Source of data: Bloomberg
Equities Total Return
DEC | 3 MOS | 1 YR | |
---|---|---|---|
U.S. Large Cap | (2.4%) | 2.4% | 25.0% |
U.S. Small Cap | (8.3%) | 0.3% | 11.5% |
U.S. Growth | 0.4% | 6.8% | 32.4% |
U.S. Value | (6.9%) | (2.0%) | 14.0% |
Int’l Developed | (2.3%) | (8.1%) | 3.8% |
Emerging Markets | (0.1%) | (8.0%) | 7.5% |
Fixed Income Total Return
DEC | 3 MOS | 1 YR | |
---|---|---|---|
Taxable | |||
U.S. Agg. Bond | (1.6%) | (3.1%) | 1.3% |
TIPS | (1.6%) | (2.9%) | 1.8% |
U.S. High Yield | (0.4%) | 0.2% | 8.2% |
Int’l Developed | (1.0%) | (1.0%) | (0.5%) |
Emerging Markets | 0.8% | 1.7% | 7.5% |
Tax-Exempt | |||
Intermediate Munis | (0.7%) | (1.0%) | 1.4% |
Munis Broad Mkt | (1.3%) | (1.1%) | 1.6% |
Non-Traditional Assets Total Return
DEC | 3 MOS | 1 YR | |
---|---|---|---|
Commodities | 1.0% | (0.4%) | 5.4% |
REITs | (8.0%) | (8.2%) | 4.9% |
Infrastructure | (4.5%) | (2.5%) | 15.1% |
Hedge Funds | |||
Absolute Return | (0.0%) | 0.7% | 4.8% |
Overall HF Market | (0.0%) | 0.1% | 5.2% |
Managed Futures | 1.2% | 0.1% | 2.3% |
Economic Indicators
DEC-24 | JUN-24 | DEC-23 | |
---|---|---|---|
Equity Volatility | 17.4 | 16.7 | 12.5 |
Implied Inflation | 2.3% | 2.2% | 2.2% |
Gold Spot $/OZ | $2624.5 | $2634.6 | $2063.0 |
Oil ($/BBL) | $74.6 | $71.8 | $77.0 |
U.S. Dollar Index | 128.7 | 122.1 | 120.2 |
Our Take
The final frame of 2024 ended up being gray toned for financial markets as Fed Chair Jerome Powell stated that any additional interest rate cuts in 2025 would be “approached cautiously,” sapping investor enthusiasm somewhat. Still, even with acknowledgement of the December pullback, financial market sentiment suggests investors are anticipating the most optimistic scenarios for 2025. While there is certainly data in support of a potentially rosy year ahead, there are several considerations that give us pause. In our Q1 Economic Commentary, due out mid-January, we focus on what could go right and wrong in 2025 as well as portfolio positioning. Here is what we are paying careful attention to in the near term:
- Sticky Inflation and Revised Rate Expectations: U.S. core consumer price inflation has been elevated above the Fed’s 2% target, with added potential pressure should the Trump administration pursue extreme tariff policies. We’ve already seen investors revise upward their longer-term inflation and interest rate expectations. A continued shift may catalyze swiftly rising long-term yields, dampening equity market valuations and creating turbulence for risk assets generally.
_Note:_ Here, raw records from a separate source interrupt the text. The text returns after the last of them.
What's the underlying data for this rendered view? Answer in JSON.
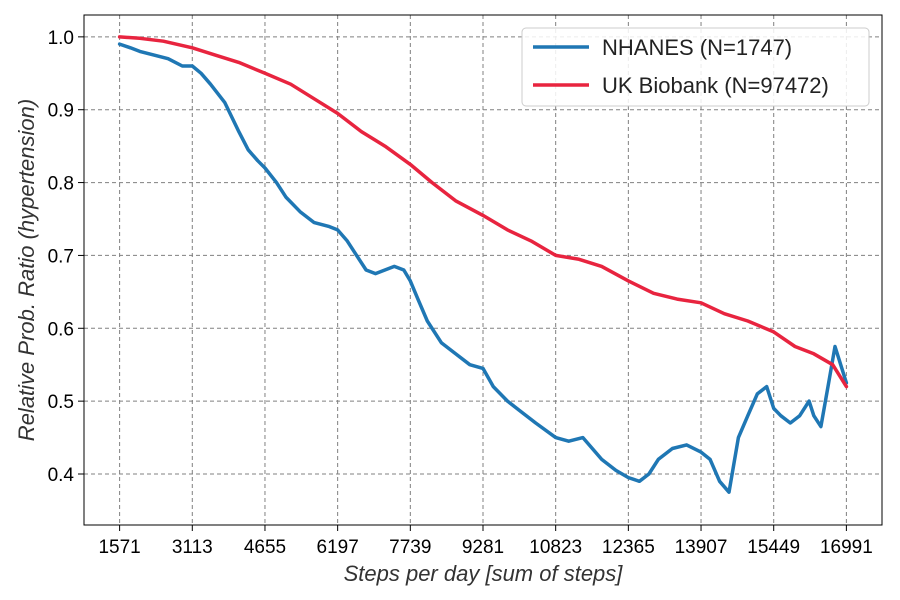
{
  "chart_data": {
    "type": "line",
    "xlabel": "Steps per day [sum of steps]",
    "ylabel": "Relative Prob. Ratio (hypertension)",
    "xlim": [
      1571,
      16991
    ],
    "ylim": [
      0.33,
      1.03
    ],
    "x_ticks": [
      1571,
      3113,
      4655,
      6197,
      7739,
      9281,
      10823,
      12365,
      13907,
      15449,
      16991
    ],
    "y_ticks": [
      0.4,
      0.5,
      0.6,
      0.7,
      0.8,
      0.9,
      1.0
    ],
    "x_tick_labels": [
      "1571",
      "3113",
      "4655",
      "6197",
      "7739",
      "9281",
      "10823",
      "12365",
      "13907",
      "15449",
      "16991"
    ],
    "y_tick_labels": [
      "0.4",
      "0.5",
      "0.6",
      "0.7",
      "0.8",
      "0.9",
      "1.0"
    ],
    "grid": true,
    "legend_position": "top-right",
    "series": [
      {
        "name": "NHANES (N=1747)",
        "color": "#1f77b4",
        "x": [
          1571,
          1800,
          2000,
          2300,
          2600,
          2900,
          3113,
          3300,
          3500,
          3800,
          4100,
          4300,
          4500,
          4655,
          4900,
          5100,
          5400,
          5700,
          6000,
          6197,
          6400,
          6600,
          6800,
          7000,
          7200,
          7400,
          7600,
          7739,
          7900,
          8100,
          8400,
          8700,
          9000,
          9281,
          9500,
          9800,
          10100,
          10400,
          10823,
          11100,
          11400,
          11800,
          12100,
          12365,
          12600,
          12800,
          13000,
          13300,
          13600,
          13907,
          14100,
          14300,
          14500,
          14700,
          14900,
          15100,
          15300,
          15449,
          15600,
          15800,
          16000,
          16200,
          16300,
          16450,
          16600,
          16750,
          16991
        ],
        "y": [
          0.99,
          0.985,
          0.98,
          0.975,
          0.97,
          0.96,
          0.96,
          0.95,
          0.935,
          0.91,
          0.87,
          0.845,
          0.83,
          0.82,
          0.8,
          0.78,
          0.76,
          0.745,
          0.74,
          0.735,
          0.72,
          0.7,
          0.68,
          0.675,
          0.68,
          0.685,
          0.68,
          0.665,
          0.64,
          0.61,
          0.58,
          0.565,
          0.55,
          0.545,
          0.52,
          0.5,
          0.485,
          0.47,
          0.45,
          0.445,
          0.45,
          0.42,
          0.405,
          0.395,
          0.39,
          0.4,
          0.42,
          0.435,
          0.44,
          0.43,
          0.42,
          0.39,
          0.375,
          0.45,
          0.48,
          0.51,
          0.52,
          0.49,
          0.48,
          0.47,
          0.48,
          0.5,
          0.48,
          0.465,
          0.52,
          0.575,
          0.525
        ]
      },
      {
        "name": "UK Biobank (N=97472)",
        "color": "#e8243f",
        "x": [
          1571,
          2000,
          2500,
          3113,
          3600,
          4100,
          4655,
          5200,
          5700,
          6197,
          6700,
          7200,
          7739,
          8200,
          8700,
          9281,
          9800,
          10300,
          10823,
          11300,
          11800,
          12365,
          12900,
          13400,
          13907,
          14400,
          14900,
          15449,
          15900,
          16300,
          16700,
          16991
        ],
        "y": [
          1.0,
          0.998,
          0.994,
          0.985,
          0.975,
          0.965,
          0.95,
          0.935,
          0.915,
          0.895,
          0.87,
          0.85,
          0.825,
          0.8,
          0.775,
          0.755,
          0.735,
          0.72,
          0.7,
          0.695,
          0.685,
          0.665,
          0.648,
          0.64,
          0.635,
          0.62,
          0.61,
          0.595,
          0.575,
          0.565,
          0.55,
          0.52
        ]
      }
    ]
  }
}
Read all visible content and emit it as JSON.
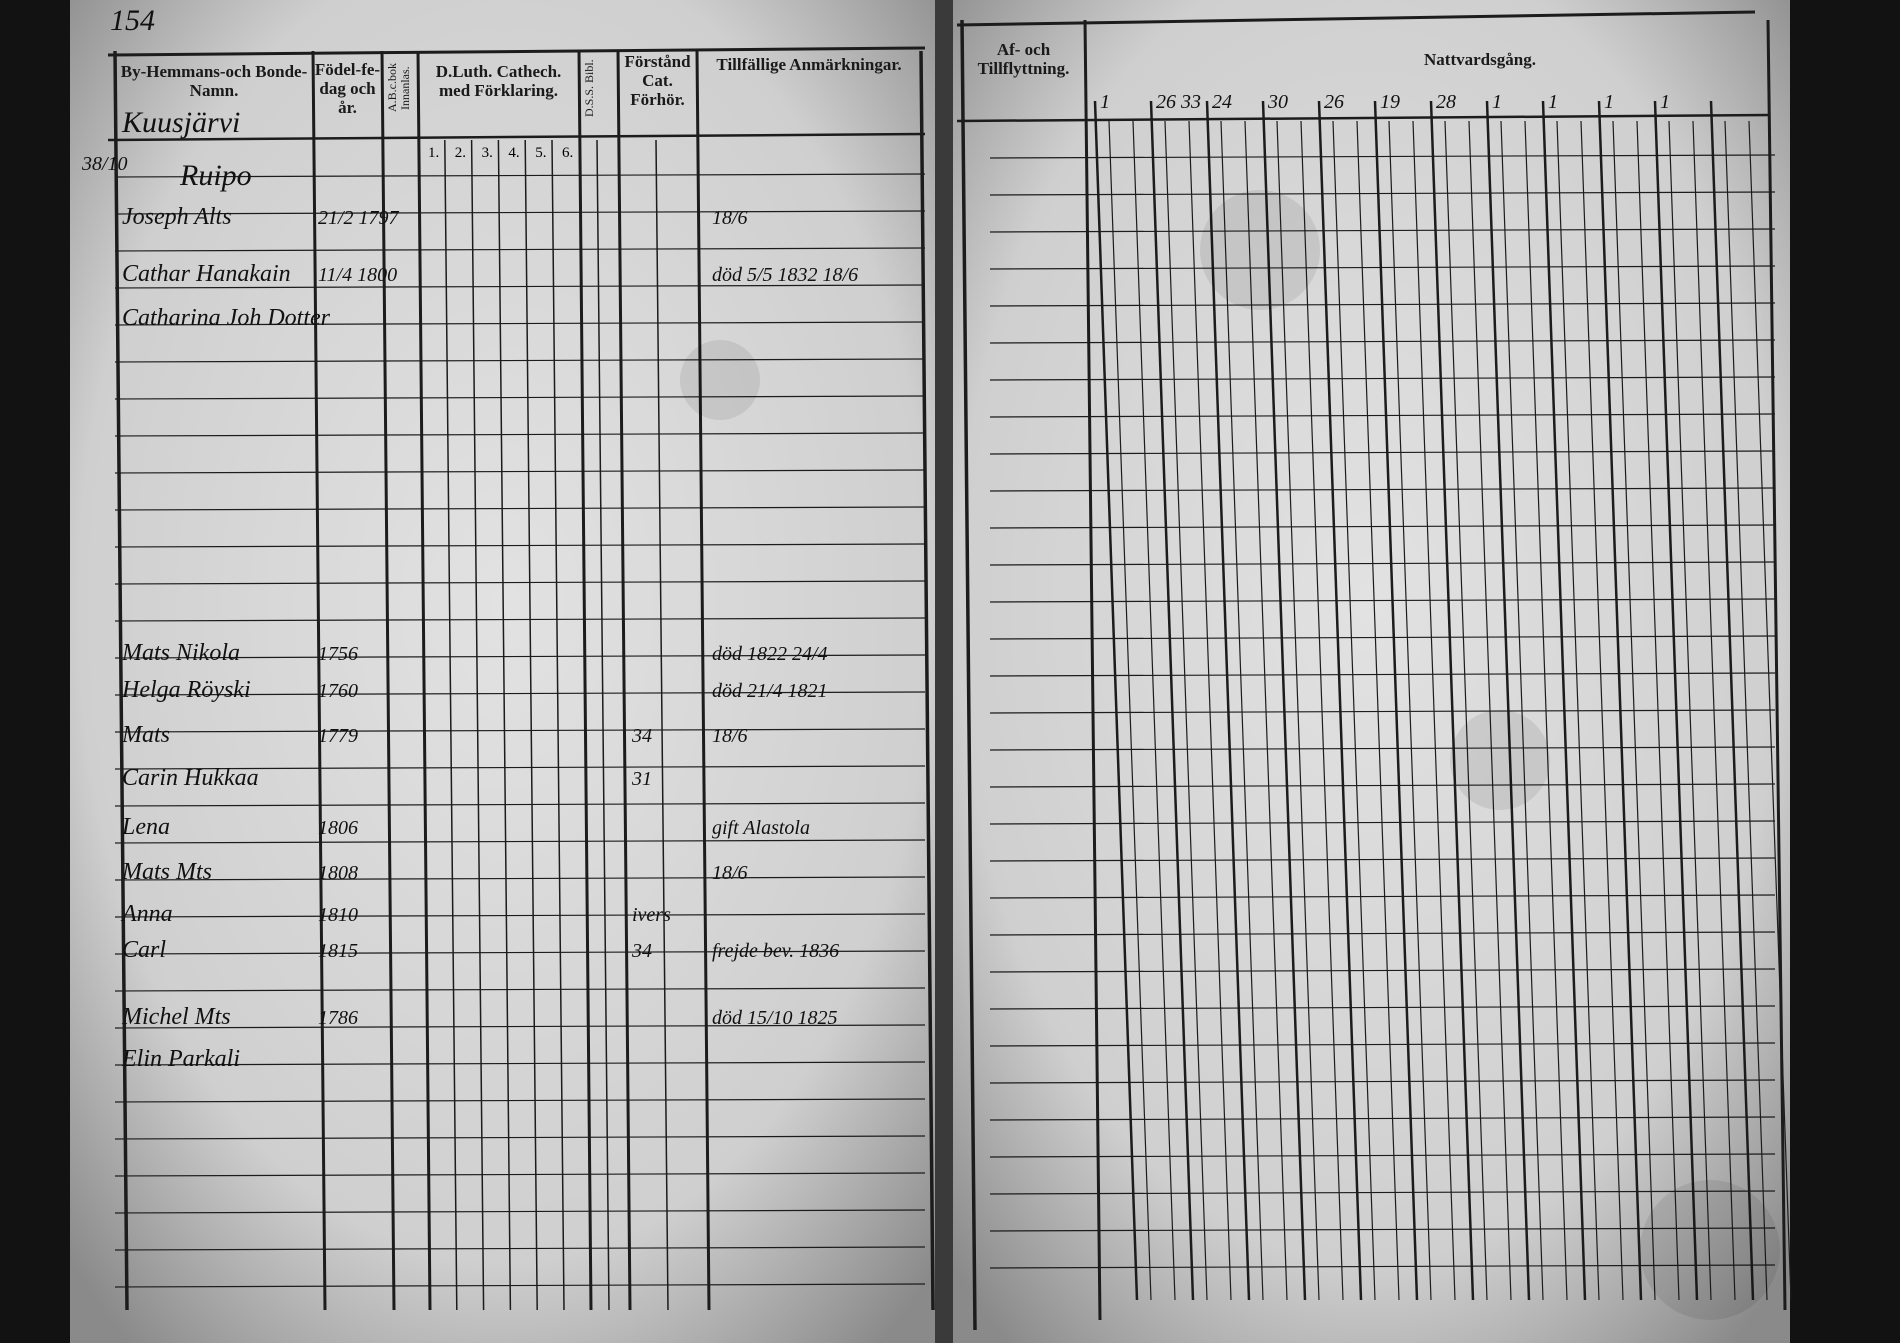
{
  "page_number": "154",
  "left_page": {
    "headers": [
      "By-Hemmans-och Bonde-Namn.",
      "Födel-fe-dag och år.",
      "A.B.c.bok Innanlas.",
      "D.Luth. Cathech. med Förklaring.",
      "D.S.S. Bibl.",
      "Förstånd Cat. Förhör.",
      "Tillfällige Anmärkningar."
    ],
    "catechism_columns": [
      "1.",
      "2.",
      "3.",
      "4.",
      "5.",
      "6."
    ],
    "village": "Kuusjärvi",
    "farm": "Ruipo",
    "margin_note": "38/10",
    "rows": [
      {
        "name": "Joseph Alts",
        "birth": "21/2 1797",
        "remark": "18/6"
      },
      {
        "name": "Cathar Hanakain",
        "birth": "11/4 1800",
        "remark": "död 5/5 1832 18/6"
      },
      {
        "name": "Catharina Joh Dotter"
      },
      {
        "name": "Mats Nikola",
        "birth": "1756",
        "remark": "död 1822 24/4"
      },
      {
        "name": "Helga Röyski",
        "birth": "1760",
        "remark": "död 21/4 1821"
      },
      {
        "name": "Mats",
        "birth": "1779",
        "hearing": "34",
        "remark": "18/6"
      },
      {
        "name": "Carin Hukkaa",
        "hearing": "31"
      },
      {
        "name": "Lena",
        "birth": "1806",
        "remark": "gift Alastola"
      },
      {
        "name": "Mats Mts",
        "birth": "1808",
        "remark": "18/6"
      },
      {
        "name": "Anna",
        "birth": "1810",
        "hearing": "ivers"
      },
      {
        "name": "Carl",
        "birth": "1815",
        "hearing": "34",
        "remark": "frejde bev. 1836"
      },
      {
        "name": "Michel Mts",
        "birth": "1786",
        "remark": "död 15/10 1825"
      },
      {
        "name": "Elin Parkali"
      }
    ]
  },
  "right_page": {
    "headers": [
      "Af- och Tillflyttning.",
      "Nattvardsgång."
    ],
    "column_dates": [
      "1",
      "26 33",
      "24",
      "30",
      "26",
      "19",
      "28",
      "1",
      "1",
      "1",
      "1"
    ]
  }
}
- AI Disappointments: Despite significant investment and enthusiasm surrounding AI’s transformative potential, the market has priced in rapid and substantial productivity gains. Should companies fail to deliver tangible financial benefits from AI infrastructure and software investments, investor sentiment could shift, derailing the broader bull market. A reassessment of AI-driven valuations could disproportionately impact the market-leading technology sector and/or the many sectors heavily reliant on technology.
- Trump Administration Policies. Expansionary measures such as targeted deregulation, infrastructure investment, and lower corporate taxes could provide meaningful tailwinds, particularly in regions with low baseline expectations. These fiscal initiatives would likely bolster corporate profits and economic momentum. With that said, Republicans’ inability to demonstrate alignment during the recent federal budget negotiations could be a harbinger of difficulties in pursuing their bold agenda this year.
- Financial Market Complacency. Financial markets look expensive in many areas and unanticipated developments could relieve equity markets of both enthusiasm and their lofty valuations in dramatic fashion. Such an unexpected shock to the system is always possible but is more likely during periods of higher uncertainty, where we find ourselves today. Some of our diversifying portfolio exposures are likely to hold up a bit better than others if we experience higher equity and/or bond market volatility.